Anthony Bowden, a career firefighter from Santa Clara County, never thought he'd have to fight the government. But the Mendocino Complex Fire brought the battle to him.

In a declaration in Mozilla Corporation v. Federal Communications Commission, he described the desperate situation in fires that claimed the lives of at least six firefighters and eight other people in Northern California. Fires have spread across several states, the ash turning the sky a dirty orange from California to Colorado for weeks.

As Verizon choked their signals, Bowden said firefighters had to find other ways to communicate. It was a matter of life and death, he said.

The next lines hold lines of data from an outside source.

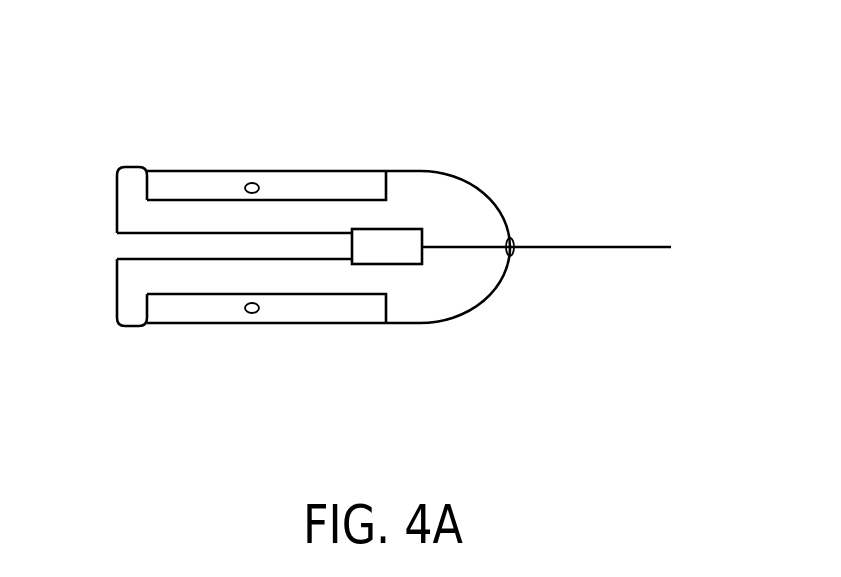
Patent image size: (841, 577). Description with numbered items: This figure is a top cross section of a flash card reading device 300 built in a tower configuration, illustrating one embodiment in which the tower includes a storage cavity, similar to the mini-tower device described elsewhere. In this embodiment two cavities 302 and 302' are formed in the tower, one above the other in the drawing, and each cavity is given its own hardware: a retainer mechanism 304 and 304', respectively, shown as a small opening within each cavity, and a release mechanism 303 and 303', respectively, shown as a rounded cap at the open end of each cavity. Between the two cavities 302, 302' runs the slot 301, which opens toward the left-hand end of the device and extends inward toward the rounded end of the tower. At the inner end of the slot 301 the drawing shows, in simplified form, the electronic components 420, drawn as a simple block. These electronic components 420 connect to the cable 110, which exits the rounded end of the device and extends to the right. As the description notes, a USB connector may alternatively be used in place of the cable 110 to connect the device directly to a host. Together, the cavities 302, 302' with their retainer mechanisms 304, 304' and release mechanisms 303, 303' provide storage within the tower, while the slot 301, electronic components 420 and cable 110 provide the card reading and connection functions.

The probe head assembly 300 is at (449, 170).
The slot 301 is at (123, 242).
The cavity 302 is at (272, 133).
The cavity 302' is at (266, 366).
The release mechanism 303 is at (112, 123).
The release mechanism 303' is at (107, 366).
The retainer mechanism 304 is at (228, 119).
The retainer mechanism 304' is at (216, 370).
The electronic components 420 is at (400, 240).
The cable 110 is at (643, 244).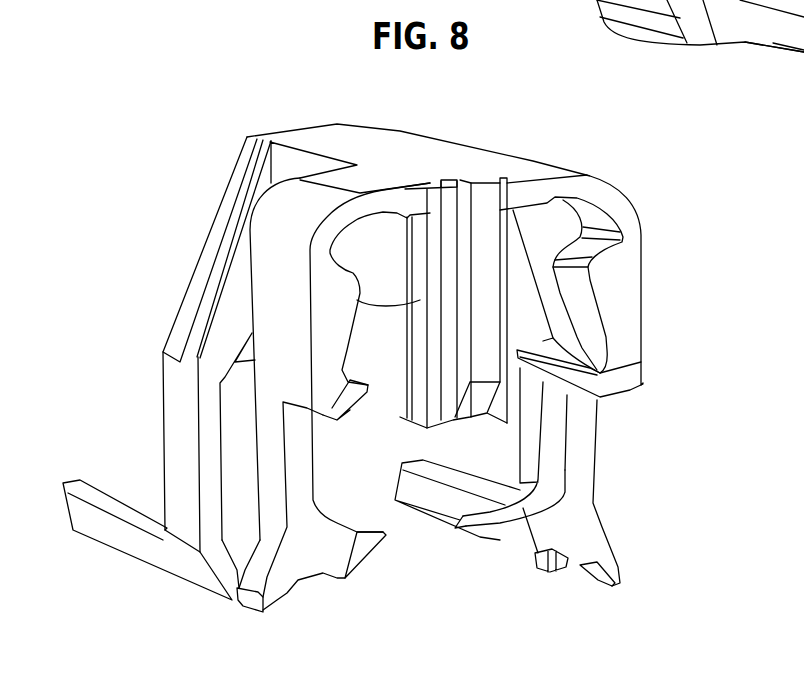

"Verizon representatives confirmed the throttling, but, rather than restoring us to an essential data transfer speed, they indicated that County Fire would have to switch to a new data plan at more than twice the cost, and they would only remove throttling after we contacted the Department that handles billing and switched to the new data plan," he said.

"Unlimited Plan"

Bowden's fire department had an "unlimited plan," but it didn't work as advertised. The fire chief said Verizon throttled internet speed to 1/200th of the original data plan as the fire raged.

He said the company "severely interfered" with fire crews' ability to fight the Mendocino fire. It's part of the story that the states are telling the FCC. Until the fires broke out, the agency had heard it all before.

The battle over net neutrality has been going on for years, but new FCC leadership ended it this year. Chairman Ajit Pai says it is good for business.